Dakar will host the 57-nation Organization of Islamic Conference summit early next year, bringing in thousands of well-heeled visitors. The big losers will be Dakar’s infamous street hawkers.
Dakar's central business district streets which are normally choking with makeshift stalls displaying all kinds of wares, were empty on Friday.
Cars and pedestrians moved with ease, a day after the operation was launched by police.
The operation "will be permanently enforced throught Dakar and its suburbs," Dakar governor Amadou Sy vowed this week.
The operation, which comes four months ahead of an Organisation of the Islamic Conferene (OIC) summit, has angered vendors and beggars alike.
"This action drives us out of business. We do not have jobs, yet it's (President) Abdoulaye Wade who had promised employment for the youths," said Saliou Sy, a shoe shiner, who complained at the lack of alternative jobs.

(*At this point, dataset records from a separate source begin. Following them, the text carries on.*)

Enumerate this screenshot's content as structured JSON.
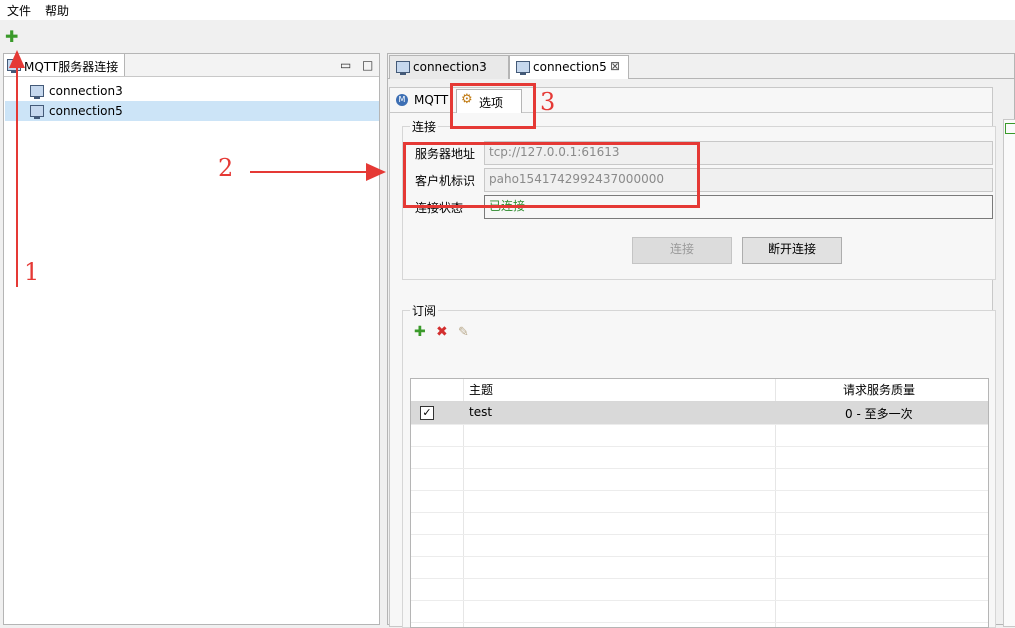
{
  "menu": {
    "file": "文件",
    "help": "帮助"
  },
  "toolbar": {
    "add_icon": "plus-icon"
  },
  "left_view": {
    "title": "MQTT服务器连接",
    "items": [
      {
        "label": "connection3",
        "selected": false
      },
      {
        "label": "connection5",
        "selected": true
      }
    ]
  },
  "editor": {
    "tabs": [
      {
        "label": "connection3",
        "active": false
      },
      {
        "label": "connection5",
        "active": true,
        "close": "⊠"
      }
    ],
    "subtabs": [
      {
        "label": "MQTT",
        "icon": "mqtt-icon"
      },
      {
        "label": "选项",
        "icon": "gear-icon"
      }
    ],
    "connection": {
      "group_label": "连接",
      "server_label": "服务器地址",
      "server_value": "tcp://127.0.0.1:61613",
      "client_label": "客户机标识",
      "client_value": "paho1541742992437000000",
      "status_label": "连接状态",
      "status_value": "已连接",
      "status_color": "#2e8b2e",
      "connect_button": "连接",
      "disconnect_button": "断开连接"
    },
    "subscription": {
      "group_label": "订阅",
      "columns": [
        "主题",
        "请求服务质量"
      ],
      "rows": [
        {
          "checked": true,
          "topic": "test",
          "qos": "0 - 至多一次"
        }
      ]
    }
  },
  "annotations": {
    "one": "1",
    "two": "2",
    "three": "3",
    "color": "#e53935"
  }
}
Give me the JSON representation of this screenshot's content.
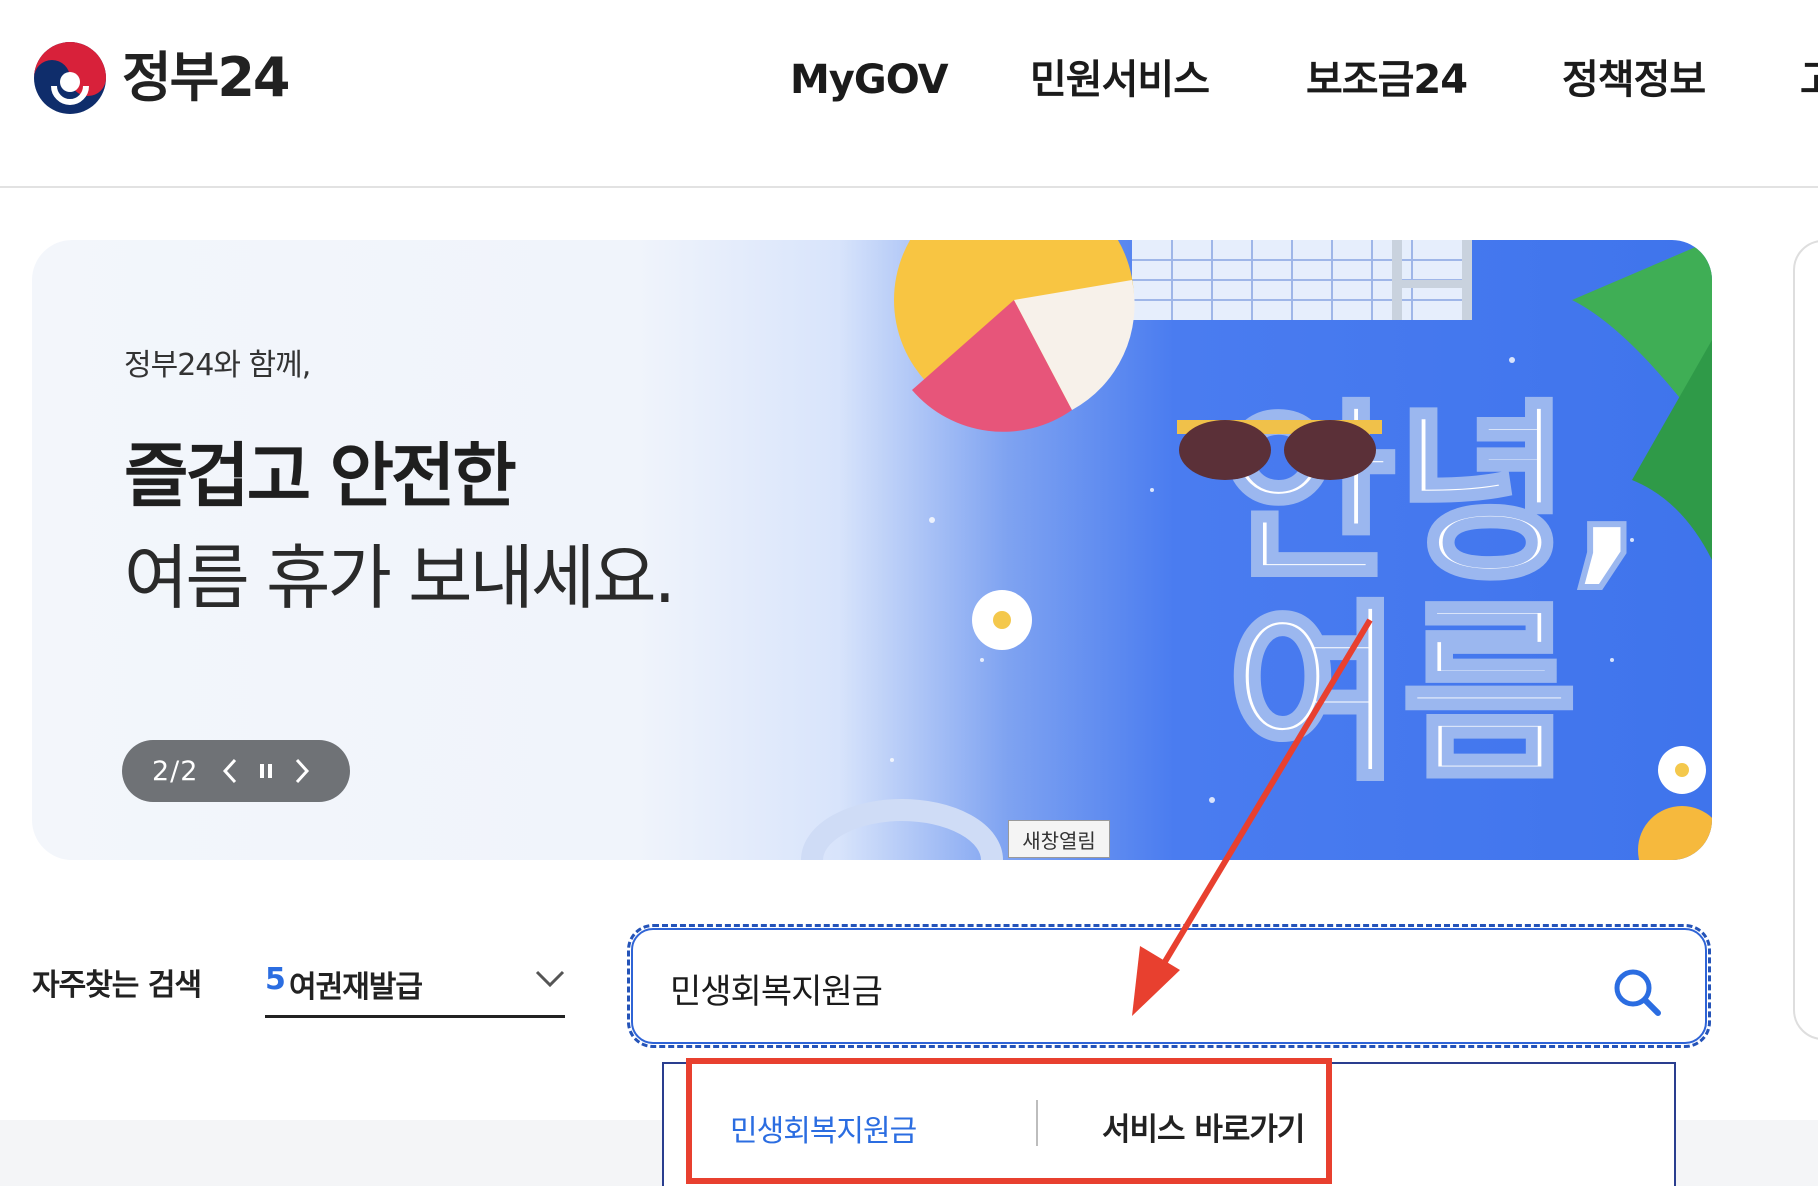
{
  "header": {
    "logo_text": "정부24",
    "nav": [
      {
        "label": "MyGOV"
      },
      {
        "label": "민원서비스"
      },
      {
        "label": "보조금24"
      },
      {
        "label": "정책정보"
      },
      {
        "label": "고"
      }
    ]
  },
  "banner": {
    "subtitle": "정부24와 함께,",
    "title_bold": "즐겁고 안전한",
    "title_light": "여름 휴가 보내세요.",
    "art_text": "안녕, 여름",
    "slide_counter": "2/2",
    "prev_icon": "chevron-left-icon",
    "pause_icon": "pause-icon",
    "next_icon": "chevron-right-icon",
    "tooltip": "새창열림"
  },
  "search": {
    "frequent_label": "자주찾는 검색",
    "frequent_rank": "5",
    "frequent_item": "여권재발급",
    "query": "민생회복지원금",
    "search_icon": "search-icon"
  },
  "suggestion": {
    "keyword": "민생회복지원금",
    "action": "서비스 바로가기"
  },
  "colors": {
    "accent_blue": "#2b6de1",
    "annotation_red": "#e8402f",
    "banner_blue": "#3f74ec"
  }
}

Wade on Monday called for an end to the hawking anarchy reigning in Dakar, which he said had cost the country some 125 million euros due to traffic jams.
Update: In related news, a state government in Nigeria demolished informal business stands before the opening ceremony of a conference organized by GTZ, the German development agency and the Nigerian Chamber of Commerce. The governor of the Minna Niger State said he didn’t want to separate people from economic access, but stressed that business owners must follow proper zoning codes.
"We cannot turn every house into a business shop. There must be a specialized place for business. There should be a difference between a home and a business shop and that is why we have to build corner shops in all the wards", he told the Daily Trust.